Rewards are just the other side of the same coin of punishment.  Both have a weak long term effect.  Earning grades for money may push students to try harder in school, but it will be for all the wrong reasons.  In addition, if they do not achieve the desired grades nor the desired money prize, they will be even more discouraged than being punished.  This causes students to stress out about grades more than a healthy young adult should.

The students who go through high school focused on earning a certain grade to collect money will be afraid to take risks in their learning.  Grades might look good on paper, but education isn’t just about remembering information, it’s also about being able to create new ideas and becoming a lifelong learner.  Education is a privilege, and people should be careful not to take that for granted.
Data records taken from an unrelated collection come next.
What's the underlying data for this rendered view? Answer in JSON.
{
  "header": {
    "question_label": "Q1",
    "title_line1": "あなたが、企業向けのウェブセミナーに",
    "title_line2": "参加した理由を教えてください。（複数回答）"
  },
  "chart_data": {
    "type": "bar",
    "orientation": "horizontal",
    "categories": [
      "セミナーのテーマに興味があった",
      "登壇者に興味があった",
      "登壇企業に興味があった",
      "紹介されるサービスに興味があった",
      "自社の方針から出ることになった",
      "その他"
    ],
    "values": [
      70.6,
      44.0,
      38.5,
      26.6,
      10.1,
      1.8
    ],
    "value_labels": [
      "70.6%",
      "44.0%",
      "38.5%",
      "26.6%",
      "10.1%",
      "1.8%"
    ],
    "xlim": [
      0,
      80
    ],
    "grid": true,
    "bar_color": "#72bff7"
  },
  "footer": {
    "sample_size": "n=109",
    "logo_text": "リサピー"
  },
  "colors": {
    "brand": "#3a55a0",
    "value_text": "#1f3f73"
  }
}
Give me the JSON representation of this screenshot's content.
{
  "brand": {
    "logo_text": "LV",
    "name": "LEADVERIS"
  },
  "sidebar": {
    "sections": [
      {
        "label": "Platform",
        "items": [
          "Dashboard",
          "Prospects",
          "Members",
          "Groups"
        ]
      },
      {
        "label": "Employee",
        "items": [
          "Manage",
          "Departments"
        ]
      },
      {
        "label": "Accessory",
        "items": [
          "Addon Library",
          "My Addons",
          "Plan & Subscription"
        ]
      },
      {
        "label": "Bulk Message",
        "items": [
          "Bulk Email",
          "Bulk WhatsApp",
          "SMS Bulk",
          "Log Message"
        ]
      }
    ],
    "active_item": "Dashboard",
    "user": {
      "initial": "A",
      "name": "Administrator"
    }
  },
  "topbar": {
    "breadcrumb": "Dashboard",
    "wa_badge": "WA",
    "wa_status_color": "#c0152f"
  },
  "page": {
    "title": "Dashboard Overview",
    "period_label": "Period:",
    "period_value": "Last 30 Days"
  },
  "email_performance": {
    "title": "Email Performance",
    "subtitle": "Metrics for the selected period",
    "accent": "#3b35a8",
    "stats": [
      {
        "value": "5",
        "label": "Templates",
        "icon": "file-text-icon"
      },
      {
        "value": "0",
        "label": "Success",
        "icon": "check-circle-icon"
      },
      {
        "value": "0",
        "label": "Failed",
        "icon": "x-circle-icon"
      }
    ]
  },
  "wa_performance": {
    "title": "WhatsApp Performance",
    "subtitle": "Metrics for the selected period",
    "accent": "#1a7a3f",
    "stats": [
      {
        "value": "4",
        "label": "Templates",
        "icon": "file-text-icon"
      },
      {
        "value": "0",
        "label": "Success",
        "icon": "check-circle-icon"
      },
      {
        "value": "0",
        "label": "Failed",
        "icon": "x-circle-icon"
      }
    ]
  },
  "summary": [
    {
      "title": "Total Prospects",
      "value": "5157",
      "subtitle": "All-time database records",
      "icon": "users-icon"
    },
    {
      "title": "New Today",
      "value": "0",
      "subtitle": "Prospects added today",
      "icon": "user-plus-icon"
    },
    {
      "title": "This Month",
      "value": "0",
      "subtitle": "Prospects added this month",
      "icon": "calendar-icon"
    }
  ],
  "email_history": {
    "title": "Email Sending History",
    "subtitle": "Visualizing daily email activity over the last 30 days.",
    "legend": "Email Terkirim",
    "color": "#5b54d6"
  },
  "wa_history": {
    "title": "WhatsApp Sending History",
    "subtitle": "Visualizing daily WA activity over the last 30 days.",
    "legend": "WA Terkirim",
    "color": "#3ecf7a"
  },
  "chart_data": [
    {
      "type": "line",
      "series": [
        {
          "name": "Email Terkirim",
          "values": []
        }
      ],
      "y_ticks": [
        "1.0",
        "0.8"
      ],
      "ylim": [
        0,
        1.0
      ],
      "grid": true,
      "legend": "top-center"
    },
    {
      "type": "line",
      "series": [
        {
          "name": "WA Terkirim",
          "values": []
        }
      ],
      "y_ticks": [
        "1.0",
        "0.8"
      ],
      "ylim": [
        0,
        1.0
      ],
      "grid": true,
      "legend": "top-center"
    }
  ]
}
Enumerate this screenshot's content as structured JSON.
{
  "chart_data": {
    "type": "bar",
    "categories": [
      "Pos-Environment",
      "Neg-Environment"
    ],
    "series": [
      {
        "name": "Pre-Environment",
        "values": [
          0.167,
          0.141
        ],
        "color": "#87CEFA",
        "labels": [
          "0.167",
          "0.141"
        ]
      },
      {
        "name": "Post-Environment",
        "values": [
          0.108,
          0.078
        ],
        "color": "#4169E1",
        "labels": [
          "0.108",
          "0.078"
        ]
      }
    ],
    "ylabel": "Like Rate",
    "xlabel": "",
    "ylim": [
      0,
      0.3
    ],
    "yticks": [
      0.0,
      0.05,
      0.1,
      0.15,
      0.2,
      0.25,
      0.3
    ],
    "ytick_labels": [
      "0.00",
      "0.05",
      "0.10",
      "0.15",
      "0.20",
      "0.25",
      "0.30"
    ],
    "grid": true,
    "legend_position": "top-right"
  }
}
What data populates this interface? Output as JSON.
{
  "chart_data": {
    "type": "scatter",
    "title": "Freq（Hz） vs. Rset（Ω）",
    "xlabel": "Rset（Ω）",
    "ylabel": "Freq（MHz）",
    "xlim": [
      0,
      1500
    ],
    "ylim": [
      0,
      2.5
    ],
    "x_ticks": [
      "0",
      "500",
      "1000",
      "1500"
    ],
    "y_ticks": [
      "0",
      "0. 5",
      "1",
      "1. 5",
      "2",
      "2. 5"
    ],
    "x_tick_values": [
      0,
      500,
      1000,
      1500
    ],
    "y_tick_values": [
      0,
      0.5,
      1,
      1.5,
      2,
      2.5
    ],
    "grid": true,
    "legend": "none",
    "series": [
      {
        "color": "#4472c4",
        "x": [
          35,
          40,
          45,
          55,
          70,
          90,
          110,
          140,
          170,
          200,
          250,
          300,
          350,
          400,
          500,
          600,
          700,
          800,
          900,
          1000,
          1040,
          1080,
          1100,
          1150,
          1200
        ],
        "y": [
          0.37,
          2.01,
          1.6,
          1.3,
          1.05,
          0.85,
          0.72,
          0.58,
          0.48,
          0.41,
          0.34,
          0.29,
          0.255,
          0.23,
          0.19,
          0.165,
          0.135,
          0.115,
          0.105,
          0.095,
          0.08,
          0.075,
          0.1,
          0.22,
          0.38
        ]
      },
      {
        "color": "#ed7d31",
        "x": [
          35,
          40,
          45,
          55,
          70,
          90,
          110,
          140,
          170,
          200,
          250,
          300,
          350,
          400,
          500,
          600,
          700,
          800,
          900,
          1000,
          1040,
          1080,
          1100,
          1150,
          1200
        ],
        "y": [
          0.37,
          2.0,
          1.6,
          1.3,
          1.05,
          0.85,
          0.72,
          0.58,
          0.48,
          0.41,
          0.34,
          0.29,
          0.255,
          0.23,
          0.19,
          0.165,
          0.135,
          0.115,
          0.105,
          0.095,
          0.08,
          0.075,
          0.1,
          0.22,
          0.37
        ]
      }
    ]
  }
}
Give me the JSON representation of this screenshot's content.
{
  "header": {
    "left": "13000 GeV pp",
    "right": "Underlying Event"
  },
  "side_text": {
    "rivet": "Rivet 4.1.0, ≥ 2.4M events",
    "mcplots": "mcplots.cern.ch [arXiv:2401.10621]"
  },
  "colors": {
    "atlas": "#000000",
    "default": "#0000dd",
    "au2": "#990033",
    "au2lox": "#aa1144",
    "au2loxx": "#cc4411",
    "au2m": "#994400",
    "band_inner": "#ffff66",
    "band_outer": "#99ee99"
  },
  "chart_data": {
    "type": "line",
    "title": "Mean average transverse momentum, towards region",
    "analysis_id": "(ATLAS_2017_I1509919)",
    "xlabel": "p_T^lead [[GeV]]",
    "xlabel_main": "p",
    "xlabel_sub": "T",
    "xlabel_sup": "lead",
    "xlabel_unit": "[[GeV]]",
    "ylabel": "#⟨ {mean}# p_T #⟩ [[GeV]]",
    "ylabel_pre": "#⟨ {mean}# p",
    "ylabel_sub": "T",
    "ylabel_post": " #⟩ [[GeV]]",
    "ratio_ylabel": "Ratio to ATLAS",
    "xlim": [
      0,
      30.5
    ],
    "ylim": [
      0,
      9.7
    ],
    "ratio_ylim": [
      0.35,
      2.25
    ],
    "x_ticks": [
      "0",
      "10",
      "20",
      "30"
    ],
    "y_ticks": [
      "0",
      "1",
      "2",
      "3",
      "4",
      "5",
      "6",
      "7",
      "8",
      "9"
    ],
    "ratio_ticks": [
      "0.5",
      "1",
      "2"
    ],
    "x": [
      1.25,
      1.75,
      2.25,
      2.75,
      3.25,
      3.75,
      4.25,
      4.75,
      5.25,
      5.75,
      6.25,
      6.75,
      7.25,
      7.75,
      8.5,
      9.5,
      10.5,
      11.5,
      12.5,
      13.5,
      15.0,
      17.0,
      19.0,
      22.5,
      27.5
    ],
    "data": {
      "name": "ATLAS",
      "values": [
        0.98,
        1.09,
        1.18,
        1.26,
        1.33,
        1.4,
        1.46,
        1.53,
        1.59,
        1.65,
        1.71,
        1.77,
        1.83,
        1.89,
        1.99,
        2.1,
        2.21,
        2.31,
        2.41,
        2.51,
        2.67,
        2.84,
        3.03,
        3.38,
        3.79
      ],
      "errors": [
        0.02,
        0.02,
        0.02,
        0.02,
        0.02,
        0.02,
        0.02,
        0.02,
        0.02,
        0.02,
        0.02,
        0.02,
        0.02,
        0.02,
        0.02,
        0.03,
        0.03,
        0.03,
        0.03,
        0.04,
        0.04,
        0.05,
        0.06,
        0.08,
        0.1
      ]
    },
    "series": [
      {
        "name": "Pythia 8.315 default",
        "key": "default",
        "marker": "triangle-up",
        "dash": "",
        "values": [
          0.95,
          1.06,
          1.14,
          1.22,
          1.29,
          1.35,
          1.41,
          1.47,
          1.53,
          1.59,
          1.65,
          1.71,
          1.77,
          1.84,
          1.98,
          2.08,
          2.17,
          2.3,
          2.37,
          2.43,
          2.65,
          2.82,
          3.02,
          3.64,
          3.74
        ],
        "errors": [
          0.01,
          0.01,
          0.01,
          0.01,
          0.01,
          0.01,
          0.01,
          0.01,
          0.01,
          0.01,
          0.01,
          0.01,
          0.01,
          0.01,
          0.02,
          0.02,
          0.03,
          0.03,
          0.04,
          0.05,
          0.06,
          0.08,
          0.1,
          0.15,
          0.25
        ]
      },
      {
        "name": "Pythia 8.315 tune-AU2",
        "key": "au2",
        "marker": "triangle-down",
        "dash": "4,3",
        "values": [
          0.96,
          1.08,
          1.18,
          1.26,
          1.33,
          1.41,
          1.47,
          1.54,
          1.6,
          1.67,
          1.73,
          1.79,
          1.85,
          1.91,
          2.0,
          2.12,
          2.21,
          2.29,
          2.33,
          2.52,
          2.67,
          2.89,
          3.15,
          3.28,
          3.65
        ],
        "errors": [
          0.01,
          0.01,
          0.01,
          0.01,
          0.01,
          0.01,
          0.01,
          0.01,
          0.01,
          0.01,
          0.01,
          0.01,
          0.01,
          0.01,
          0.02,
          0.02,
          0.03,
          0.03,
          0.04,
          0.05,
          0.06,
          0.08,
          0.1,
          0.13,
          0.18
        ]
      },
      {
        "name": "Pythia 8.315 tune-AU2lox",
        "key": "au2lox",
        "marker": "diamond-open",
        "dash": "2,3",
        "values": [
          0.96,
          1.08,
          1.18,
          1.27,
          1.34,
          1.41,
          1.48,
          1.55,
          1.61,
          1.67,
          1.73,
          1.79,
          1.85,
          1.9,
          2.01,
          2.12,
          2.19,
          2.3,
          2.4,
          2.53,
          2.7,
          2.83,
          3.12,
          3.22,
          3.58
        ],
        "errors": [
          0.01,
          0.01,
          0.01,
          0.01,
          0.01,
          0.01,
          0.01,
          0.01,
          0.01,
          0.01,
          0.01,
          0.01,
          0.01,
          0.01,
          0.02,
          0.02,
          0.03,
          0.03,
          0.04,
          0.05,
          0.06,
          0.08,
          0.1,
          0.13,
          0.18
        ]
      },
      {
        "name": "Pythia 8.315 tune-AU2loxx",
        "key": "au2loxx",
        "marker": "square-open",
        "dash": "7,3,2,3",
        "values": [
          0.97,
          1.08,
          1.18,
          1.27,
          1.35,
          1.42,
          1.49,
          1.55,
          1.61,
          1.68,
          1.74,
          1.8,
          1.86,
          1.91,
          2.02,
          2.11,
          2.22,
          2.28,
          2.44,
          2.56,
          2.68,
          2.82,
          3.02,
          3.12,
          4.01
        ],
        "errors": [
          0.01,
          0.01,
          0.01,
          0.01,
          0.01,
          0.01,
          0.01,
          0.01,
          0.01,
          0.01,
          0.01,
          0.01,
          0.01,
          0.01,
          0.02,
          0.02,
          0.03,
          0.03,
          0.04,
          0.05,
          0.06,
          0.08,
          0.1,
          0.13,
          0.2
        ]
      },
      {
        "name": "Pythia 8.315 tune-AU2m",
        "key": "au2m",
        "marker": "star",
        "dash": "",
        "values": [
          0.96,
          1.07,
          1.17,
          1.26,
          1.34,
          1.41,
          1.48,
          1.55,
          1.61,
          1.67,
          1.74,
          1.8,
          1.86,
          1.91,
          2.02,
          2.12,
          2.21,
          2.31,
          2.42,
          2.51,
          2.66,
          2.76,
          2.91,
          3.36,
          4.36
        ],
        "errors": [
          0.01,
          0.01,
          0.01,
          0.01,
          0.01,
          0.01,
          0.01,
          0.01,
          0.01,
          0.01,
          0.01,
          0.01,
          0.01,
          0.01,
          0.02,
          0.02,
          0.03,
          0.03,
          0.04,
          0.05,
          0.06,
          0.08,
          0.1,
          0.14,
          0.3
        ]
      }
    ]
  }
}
Money rewards can ruin the point of an education, to be sure, but most students would accept money as a reward for achieving good grades.  Working hard to be paid is not the same as being paid for working hard; the difference is in the motive.  Motivation coming from enthusiasm for learning and ambition is  a lot more effective than motivation coming from a desire for money and instant gratification.  If the value of an education is truly upheld, achieving good grades is a reward in itself.

Incentive plans work neither in schools nor in the workplace.  It causes students to lose value in their education and provides a dangerous type of motive for success.  Motivation stemming from personal goals and ambitions should be taught and developed to combat the motivation coming from money.